There is something awesome that flows directly from the Immaculate Conception, and likewise flows from her constant (albeit simple) “yes” as described in today’s gospel.

That thing is her power. The thoroughness of the gift of her freedom to God throughout her life is a gift that makes up for a great deal of bad choices and weak freedom in many others. The gift of her freedom, the unmitigated “yes” of a free creature, stands in and gives God “permission” to invade humanity with His grace–first, literally embodied in the Son she bore, but then also in the form of invasions of grace throughout history, some of which we glimpse through her own appearances at various moments. Christ did not come to overturn our free will, which Adam and Eve used definitively to reject God on behalf of all humanity. Rather, He came to open the door to allow each of us to choose for ourselves. He allows for us to choose salvation.

Typically, however, He refrains from nudging or pushing us through that door.

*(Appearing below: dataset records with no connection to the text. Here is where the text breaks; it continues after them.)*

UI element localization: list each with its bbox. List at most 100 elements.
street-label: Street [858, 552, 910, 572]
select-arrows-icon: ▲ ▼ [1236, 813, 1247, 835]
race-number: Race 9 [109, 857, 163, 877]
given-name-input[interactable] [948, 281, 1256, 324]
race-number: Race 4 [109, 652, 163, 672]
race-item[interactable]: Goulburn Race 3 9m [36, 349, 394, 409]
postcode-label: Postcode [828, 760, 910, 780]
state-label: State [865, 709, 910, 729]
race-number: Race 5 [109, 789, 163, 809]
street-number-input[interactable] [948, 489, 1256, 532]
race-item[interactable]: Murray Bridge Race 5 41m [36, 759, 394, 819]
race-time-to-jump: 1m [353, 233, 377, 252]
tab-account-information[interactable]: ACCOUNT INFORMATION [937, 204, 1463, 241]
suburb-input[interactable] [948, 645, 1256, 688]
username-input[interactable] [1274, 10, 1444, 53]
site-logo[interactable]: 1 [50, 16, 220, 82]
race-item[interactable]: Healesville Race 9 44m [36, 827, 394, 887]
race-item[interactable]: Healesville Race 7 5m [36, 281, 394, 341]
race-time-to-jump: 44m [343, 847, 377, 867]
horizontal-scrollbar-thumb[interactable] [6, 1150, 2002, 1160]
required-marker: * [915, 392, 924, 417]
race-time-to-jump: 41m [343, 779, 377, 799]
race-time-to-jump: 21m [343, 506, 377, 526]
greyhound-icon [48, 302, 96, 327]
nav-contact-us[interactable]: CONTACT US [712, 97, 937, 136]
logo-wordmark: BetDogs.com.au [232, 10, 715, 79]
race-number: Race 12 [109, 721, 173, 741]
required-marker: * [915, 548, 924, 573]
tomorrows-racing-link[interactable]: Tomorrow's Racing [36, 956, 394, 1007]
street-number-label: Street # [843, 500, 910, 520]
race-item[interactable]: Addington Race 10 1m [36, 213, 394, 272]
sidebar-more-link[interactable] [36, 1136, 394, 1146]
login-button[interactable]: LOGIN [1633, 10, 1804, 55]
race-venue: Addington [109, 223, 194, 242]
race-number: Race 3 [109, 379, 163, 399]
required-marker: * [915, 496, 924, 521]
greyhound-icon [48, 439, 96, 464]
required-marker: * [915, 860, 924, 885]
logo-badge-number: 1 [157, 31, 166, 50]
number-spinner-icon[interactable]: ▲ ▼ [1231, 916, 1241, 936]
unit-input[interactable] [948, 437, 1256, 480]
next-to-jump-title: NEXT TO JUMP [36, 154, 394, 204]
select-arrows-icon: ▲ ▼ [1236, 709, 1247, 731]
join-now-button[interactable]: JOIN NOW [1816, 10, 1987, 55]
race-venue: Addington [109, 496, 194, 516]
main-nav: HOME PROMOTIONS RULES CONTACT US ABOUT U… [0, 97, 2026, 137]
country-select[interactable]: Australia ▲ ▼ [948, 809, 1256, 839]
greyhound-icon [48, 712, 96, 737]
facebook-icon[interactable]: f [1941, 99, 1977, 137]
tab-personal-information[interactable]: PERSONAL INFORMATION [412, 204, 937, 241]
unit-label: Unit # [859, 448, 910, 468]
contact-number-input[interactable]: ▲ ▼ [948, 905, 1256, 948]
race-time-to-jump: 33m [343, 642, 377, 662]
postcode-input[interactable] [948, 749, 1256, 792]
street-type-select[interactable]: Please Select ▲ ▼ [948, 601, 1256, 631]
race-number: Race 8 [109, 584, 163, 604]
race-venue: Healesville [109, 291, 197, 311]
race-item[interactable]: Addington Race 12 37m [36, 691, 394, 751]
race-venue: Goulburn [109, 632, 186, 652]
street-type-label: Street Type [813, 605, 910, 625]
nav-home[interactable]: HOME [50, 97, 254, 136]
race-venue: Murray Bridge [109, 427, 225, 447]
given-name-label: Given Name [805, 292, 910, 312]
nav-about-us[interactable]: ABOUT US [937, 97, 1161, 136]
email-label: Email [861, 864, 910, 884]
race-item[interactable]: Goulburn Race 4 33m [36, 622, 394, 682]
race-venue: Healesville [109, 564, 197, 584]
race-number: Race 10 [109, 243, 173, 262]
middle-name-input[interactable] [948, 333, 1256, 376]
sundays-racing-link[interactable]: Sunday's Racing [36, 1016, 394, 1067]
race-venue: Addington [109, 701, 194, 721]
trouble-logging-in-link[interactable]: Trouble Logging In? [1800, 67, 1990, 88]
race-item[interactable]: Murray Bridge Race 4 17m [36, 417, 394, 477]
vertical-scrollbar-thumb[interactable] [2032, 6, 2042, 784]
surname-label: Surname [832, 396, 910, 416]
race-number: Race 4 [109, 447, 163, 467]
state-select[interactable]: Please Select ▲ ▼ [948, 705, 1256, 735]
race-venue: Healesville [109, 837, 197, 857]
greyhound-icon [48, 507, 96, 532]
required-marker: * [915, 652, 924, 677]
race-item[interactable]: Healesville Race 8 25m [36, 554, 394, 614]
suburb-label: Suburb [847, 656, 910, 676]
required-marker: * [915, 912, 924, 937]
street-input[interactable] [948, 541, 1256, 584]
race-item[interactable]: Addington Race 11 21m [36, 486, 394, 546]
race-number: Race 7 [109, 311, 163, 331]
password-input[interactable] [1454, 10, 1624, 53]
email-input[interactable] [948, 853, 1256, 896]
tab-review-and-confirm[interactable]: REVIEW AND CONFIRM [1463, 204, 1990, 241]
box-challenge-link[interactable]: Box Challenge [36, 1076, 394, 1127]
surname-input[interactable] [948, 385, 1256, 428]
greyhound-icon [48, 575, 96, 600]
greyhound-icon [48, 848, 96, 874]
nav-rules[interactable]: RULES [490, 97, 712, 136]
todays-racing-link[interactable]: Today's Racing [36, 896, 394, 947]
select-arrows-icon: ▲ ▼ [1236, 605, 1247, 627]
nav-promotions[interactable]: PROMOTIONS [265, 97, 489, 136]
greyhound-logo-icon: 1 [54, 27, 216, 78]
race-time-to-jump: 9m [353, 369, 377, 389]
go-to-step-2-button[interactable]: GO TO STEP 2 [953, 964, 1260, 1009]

But it is the free gift of self of creatures like Our Lady, and those who seek to emulate her in this, her “team” as it were, together with intercessory prayer, that permits Him within His own scheme of justice to give those nudges, to give those pushes.

Thus, Mary is not merely the model for Christians of virtue. She is the Christian hero par excellence, who very literally and concretely furthers Jesus’ work of salvation.

And there is absolutely no reason why, today, we cannot attain a full sharing of her power in amplifying the effect of Jesus’ infinite saving grace, by giving ourselves to God in absolute trust, as she did.

Ideas for conversation with the Lord: Recall how in the Old Testament, Elisha was bold enough to ask for a double portion of the spirit of Elijah–the greatest prophet who had ever lived. Be bold. Ask Christ to shape you to be like His mother. Ask Him to bring you to wield the very same power for good, through gift of self, that she wields.